Diante da chacina mais letal da história, ocorrida nos Complexos da Penha e do Alemão, a direita nacional — tanto a extrema direita saudosista da ditadura militar quanto a direita “limpinha e cheirosa” — saíram correndo para explicar o inexplicável. A operação teria sido justa porque executou mais de uma centena de “bandidos”.
A verdade é que não existe a figura do “bandido”, mas sim o povo pobre a quem esta pecha foi imposta para justificar a ação criminosa do Estado. O conceito de “bandido” é uma criação ideológica e fantasiosa da direita, feita para justificar o atropelo de direitos e o assassinato em massa.
Afinal, quem é o “bandido”? É a pessoa que cometeu um crime? Se a definição for esta, o Brasil precisaria de muros de prisão para todos. Em um Estado tão antidemocrático, é difícil para qualquer cidadão, sobretudo o mais vulnerável, não cometer alguma ilegalidade. Quem rouba uma bolsa de leite para alimentar o filho é bandido? Mas e o banqueiro que corrompe o Congresso Nacional para aprovar leis como o teto de gastos do governo de Michel Temer (MDB), que impediu que milhões de pessoas tivessem acesso à saúde? Ele não é um criminoso?

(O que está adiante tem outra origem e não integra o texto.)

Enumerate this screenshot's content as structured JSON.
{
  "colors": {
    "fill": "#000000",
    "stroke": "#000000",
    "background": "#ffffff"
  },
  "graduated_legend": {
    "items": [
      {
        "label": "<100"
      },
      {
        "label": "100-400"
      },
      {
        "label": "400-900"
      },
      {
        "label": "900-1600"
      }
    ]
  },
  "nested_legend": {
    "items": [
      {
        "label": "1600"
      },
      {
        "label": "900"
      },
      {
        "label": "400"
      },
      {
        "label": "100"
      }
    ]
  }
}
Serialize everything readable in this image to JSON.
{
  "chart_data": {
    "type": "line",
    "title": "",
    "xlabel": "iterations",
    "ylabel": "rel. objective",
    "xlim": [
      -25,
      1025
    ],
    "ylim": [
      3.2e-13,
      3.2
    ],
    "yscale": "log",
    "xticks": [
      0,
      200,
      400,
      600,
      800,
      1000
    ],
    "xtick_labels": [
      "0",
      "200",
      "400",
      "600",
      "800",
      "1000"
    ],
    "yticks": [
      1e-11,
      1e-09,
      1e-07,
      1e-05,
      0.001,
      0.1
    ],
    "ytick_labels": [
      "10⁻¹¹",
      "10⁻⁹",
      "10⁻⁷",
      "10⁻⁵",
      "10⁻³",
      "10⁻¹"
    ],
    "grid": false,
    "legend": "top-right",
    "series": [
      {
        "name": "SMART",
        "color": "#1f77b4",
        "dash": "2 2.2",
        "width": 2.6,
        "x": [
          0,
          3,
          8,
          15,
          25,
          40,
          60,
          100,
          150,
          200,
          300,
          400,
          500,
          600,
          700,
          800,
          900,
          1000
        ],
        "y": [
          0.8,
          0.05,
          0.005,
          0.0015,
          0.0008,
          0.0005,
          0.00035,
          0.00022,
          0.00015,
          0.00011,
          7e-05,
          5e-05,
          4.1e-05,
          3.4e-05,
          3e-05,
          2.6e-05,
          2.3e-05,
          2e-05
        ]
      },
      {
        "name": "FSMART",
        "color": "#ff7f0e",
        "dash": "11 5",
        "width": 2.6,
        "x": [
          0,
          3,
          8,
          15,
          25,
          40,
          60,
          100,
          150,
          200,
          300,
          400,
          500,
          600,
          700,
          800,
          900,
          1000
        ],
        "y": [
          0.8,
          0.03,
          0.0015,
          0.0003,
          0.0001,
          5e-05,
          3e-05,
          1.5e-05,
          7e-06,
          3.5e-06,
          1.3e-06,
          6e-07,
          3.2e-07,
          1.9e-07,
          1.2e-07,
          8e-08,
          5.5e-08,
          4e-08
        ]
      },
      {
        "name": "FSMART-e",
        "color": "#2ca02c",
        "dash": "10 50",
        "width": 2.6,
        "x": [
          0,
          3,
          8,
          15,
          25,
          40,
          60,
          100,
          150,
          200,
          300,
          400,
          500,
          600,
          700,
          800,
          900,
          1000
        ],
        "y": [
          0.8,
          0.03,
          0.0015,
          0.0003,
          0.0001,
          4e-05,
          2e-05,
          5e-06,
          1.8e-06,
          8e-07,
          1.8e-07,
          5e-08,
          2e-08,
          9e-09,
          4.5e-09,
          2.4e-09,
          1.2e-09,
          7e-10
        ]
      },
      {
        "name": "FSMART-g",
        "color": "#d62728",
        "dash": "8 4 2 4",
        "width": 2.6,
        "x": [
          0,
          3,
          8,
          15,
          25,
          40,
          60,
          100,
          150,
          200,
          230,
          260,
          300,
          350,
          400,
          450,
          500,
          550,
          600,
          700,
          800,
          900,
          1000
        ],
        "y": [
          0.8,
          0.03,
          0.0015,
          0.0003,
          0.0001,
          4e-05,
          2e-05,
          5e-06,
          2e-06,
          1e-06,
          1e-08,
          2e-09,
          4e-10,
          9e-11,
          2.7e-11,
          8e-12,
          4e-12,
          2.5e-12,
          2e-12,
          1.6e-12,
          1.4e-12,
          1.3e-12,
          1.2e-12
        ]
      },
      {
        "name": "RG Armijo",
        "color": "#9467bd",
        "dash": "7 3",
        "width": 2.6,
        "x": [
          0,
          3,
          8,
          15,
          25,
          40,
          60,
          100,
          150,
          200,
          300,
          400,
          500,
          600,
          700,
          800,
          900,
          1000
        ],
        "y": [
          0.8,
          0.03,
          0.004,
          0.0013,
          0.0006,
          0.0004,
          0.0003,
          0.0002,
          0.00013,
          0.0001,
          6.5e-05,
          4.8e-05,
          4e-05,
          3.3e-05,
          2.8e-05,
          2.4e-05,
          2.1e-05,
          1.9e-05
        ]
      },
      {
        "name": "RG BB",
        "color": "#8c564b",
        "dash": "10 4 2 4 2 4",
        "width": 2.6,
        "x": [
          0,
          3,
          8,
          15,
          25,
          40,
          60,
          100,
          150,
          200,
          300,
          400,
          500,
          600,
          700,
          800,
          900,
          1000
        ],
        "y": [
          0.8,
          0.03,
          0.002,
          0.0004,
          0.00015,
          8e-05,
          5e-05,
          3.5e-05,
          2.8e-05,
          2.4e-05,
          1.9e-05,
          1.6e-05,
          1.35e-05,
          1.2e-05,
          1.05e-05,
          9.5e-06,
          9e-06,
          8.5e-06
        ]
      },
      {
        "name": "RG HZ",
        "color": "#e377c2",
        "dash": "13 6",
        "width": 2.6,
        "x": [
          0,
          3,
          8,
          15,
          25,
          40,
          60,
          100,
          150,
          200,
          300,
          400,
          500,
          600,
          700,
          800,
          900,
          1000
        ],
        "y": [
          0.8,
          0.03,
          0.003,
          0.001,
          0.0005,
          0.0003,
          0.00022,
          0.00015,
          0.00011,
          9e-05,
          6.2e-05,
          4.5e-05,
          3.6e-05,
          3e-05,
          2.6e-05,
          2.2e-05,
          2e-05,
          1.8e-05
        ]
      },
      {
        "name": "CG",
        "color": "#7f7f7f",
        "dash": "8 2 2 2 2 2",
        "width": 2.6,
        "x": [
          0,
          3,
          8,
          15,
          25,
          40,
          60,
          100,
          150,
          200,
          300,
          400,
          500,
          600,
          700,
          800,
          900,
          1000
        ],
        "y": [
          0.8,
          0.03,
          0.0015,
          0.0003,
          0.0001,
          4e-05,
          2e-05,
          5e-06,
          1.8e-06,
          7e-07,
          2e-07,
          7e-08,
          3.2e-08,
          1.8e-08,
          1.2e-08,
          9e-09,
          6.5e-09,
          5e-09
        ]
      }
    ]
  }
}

E os editores da imprensa burguesa que promovem e defendem o genocídio na Faixa de Gaza? Não são bandidos?
É evidente que o conceito é totalmente subjetivo. A verdadeira conclusão é que o “bandido” é o povo pobre. É o morador da favela, o jovem negro. Muitos dos mortos nas operações policiais não tinham sequer envolvimento com atividade criminosa, e aqueles que tinham são seres humanos que foram empurrados para essa situação por causa da vida miserável que vive. A culpa é do Estado e da política neoliberal. Ao contrário do banqueiro que assassina milhões de pessoas impedindo o acesso à saúde, o favelado é um pobre coitado, que está a todo momento lutando por sua sobrevivência física.
Defender os chamados “bandidos” do Rio de Janeiro é uma defesa do Estado de Direito e da própria população trabalhadora.
O crime individual, por mais hediondo que seja, é insignificante perto do crime do Estado. O aparato estatal é infinitamente mais poderoso e mais bem armado. O Estado mata sem que exista pena de morte, mata sem julgamento e sem sequer um processo, simplesmente porque a vítima é pobre. Ele jamais faria isso em um bairro rico, onde o atirador seria imediatamente responsabilizado.
A barbárie aplicada contra o favelado, justificada pelo mito do “bandido”, abre caminho para a ilegalidade contra qualquer cidadão. Se o Estado pode matar sumariamente o jovem da comunidade sem consequências, por que não poderá prender e atropelar os direitos de qualquer outra pessoa?
Ou existe Estado de Direito para todos, com julgamento, ampla defesa e direitos democráticos, ou existe barbárie para todos. Defender o direito de todos os favelados, tenham cometido crimes ou não, é defender a vida humana.